Arizona Republican Hopes Senators Can Work Together On Health Care
RACHEL MARTIN, HOST:
You can make a case that the United States Senate did its job last week. The Senate is designed to slow things down and build consensus. Faced with a hurried vote on a series of one-party health insurance proposals, about which, even many Republicans had doubts, the Senate shot them all down.
STEVE INSKEEP, HOST:
The Senate's action does leave at least two big questions, which we'll tackle now. First, how should the health markets change? And second, should Congress do business differently?
MARTIN: Arizona Senator Jeff Flake says Congress should change. He was on the losing side of Thursday's final health care vote.

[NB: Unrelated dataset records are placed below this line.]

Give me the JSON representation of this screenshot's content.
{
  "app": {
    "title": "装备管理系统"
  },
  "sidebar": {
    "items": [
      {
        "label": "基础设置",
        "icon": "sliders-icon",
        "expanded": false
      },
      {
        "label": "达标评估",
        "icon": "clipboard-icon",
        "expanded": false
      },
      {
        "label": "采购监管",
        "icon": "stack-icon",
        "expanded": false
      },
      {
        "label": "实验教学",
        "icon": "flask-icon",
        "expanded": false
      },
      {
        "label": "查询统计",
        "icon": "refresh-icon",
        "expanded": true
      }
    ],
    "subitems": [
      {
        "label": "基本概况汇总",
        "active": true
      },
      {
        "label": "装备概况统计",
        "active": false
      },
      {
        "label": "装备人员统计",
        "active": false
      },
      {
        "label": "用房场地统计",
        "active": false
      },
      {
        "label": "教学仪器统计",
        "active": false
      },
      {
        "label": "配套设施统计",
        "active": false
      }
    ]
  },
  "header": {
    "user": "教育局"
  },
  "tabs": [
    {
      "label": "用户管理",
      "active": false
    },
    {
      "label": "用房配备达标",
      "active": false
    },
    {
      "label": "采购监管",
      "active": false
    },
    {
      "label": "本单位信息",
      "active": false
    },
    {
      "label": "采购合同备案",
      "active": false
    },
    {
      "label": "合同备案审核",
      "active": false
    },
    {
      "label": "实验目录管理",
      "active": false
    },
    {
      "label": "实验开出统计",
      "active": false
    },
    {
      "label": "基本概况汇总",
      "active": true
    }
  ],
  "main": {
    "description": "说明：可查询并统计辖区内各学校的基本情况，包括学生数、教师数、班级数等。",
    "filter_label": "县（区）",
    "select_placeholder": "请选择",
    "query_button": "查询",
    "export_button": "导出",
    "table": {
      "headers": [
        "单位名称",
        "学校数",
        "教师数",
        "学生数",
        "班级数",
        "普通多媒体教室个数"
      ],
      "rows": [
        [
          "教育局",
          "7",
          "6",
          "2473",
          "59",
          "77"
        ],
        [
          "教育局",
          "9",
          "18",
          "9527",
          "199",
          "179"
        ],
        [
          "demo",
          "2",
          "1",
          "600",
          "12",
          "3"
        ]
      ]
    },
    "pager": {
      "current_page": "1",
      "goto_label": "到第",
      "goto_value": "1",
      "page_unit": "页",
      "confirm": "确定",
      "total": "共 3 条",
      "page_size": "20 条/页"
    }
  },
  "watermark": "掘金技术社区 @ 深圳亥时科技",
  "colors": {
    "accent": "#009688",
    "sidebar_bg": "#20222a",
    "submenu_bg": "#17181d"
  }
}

INSKEEP: When it was over, he said he was ready for a bipartisan approach to the most partisan of issues.
JEFF FLAKE: I don't know about everybody, but I can tell you a good chunk of us were and are. I had discussions with some of my colleagues that I'd worked on a bipartisan basis with on some other issues after this, saying, why can't we do it here?
INSKEEP: OK. Calling for bipartisanship is pretty common. Delivering is less so. As we hear elsewhere this morning, Jeff Flake is author of a book arguing his party has lost its way. And he is among those arguing that it is time to stop trying to jam Republican-only bills through a Republican Congress. There is a process, ignored on health insurance, for sending bills through a committee - you know, like in that old "Schoolhouse Rock!" video.

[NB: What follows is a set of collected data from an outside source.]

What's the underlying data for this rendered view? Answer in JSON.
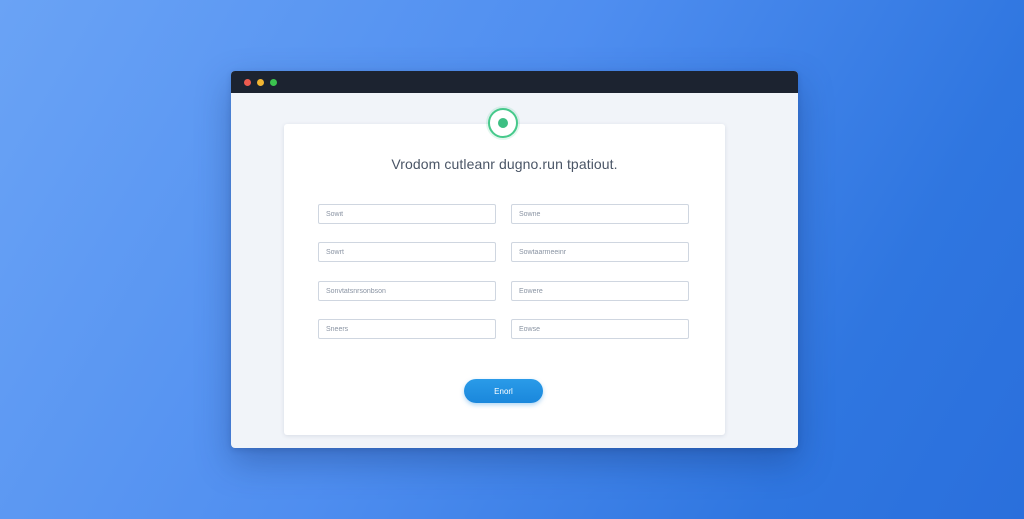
{
  "window": {
    "controls": [
      "close",
      "minimize",
      "maximize"
    ]
  },
  "form": {
    "logo_icon": "circle-logo-icon",
    "title": "Vrodom cutleanr dugno.run tpatiout.",
    "fields": [
      {
        "placeholder": "Sowit"
      },
      {
        "placeholder": "Sowne"
      },
      {
        "placeholder": "Sowrt"
      },
      {
        "placeholder": "Sowtaarmeeinr"
      },
      {
        "placeholder": "Sonvtatsnrsonbson"
      },
      {
        "placeholder": "Eowere"
      },
      {
        "placeholder": "Sneers"
      },
      {
        "placeholder": "Eowse"
      }
    ],
    "submit_label": "Enorl"
  },
  "colors": {
    "background_start": "#6aa3f5",
    "background_end": "#2a6fdc",
    "titlebar": "#1c2330",
    "accent_green": "#46c98b",
    "submit_blue": "#1a87dc"
  }
}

FLAKE: Typically, at the committee level, you'll get more bipartisanship. People will be willing to reach across the aisle and work out differences. So I hope that that's where we go from here. I don't know where else we go from here.

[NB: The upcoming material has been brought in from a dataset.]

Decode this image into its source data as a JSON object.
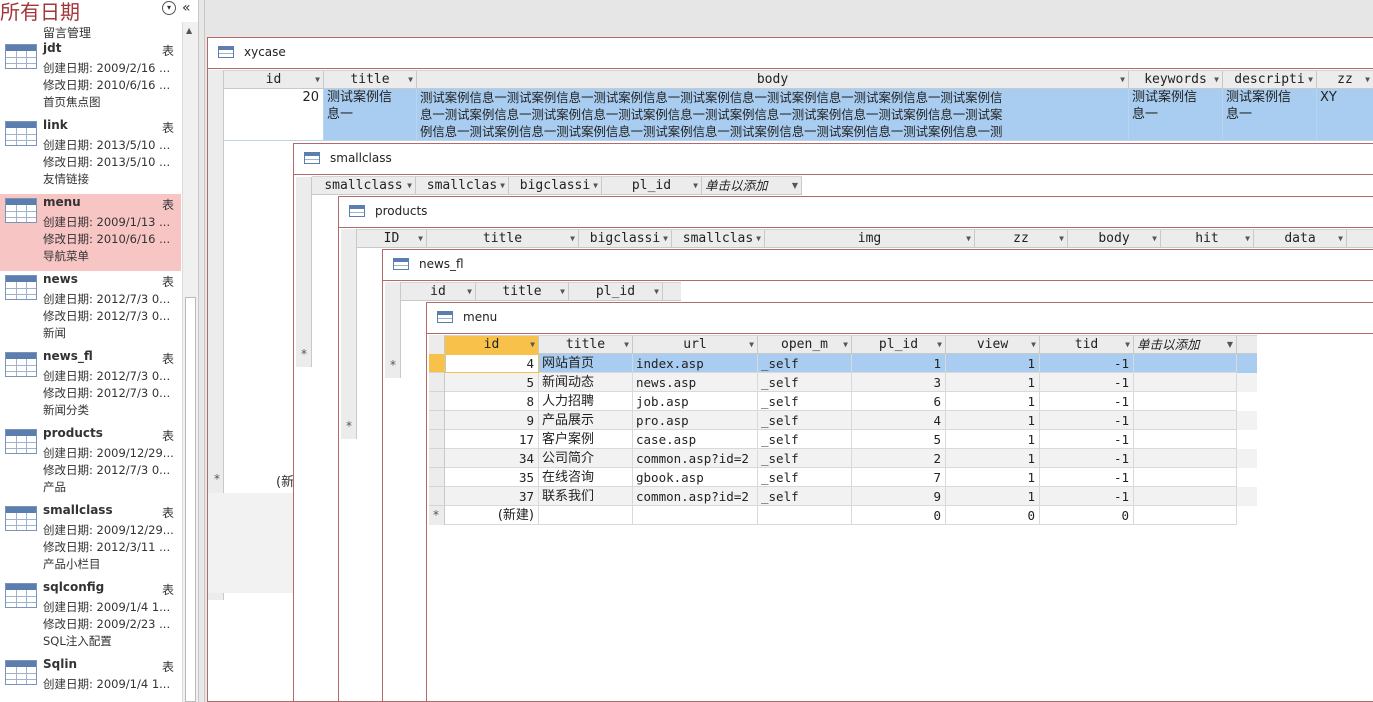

INSKEEP: How do you think it is that the Republican Party, after decrying the one-party imposition of the Affordable Care Act, would've ended up in the situation they've been in the last few months of trying a one-party solution to the very same issue.
FLAKE: Well, I mean, to be fair, the Democrats haven't been exactly cooperative here. I think that they believe, you know, hey, let's let them reap the whirlwind. Having said that, I think, you know, it's incumbent on the party that's in charge to look for ways that we can work together.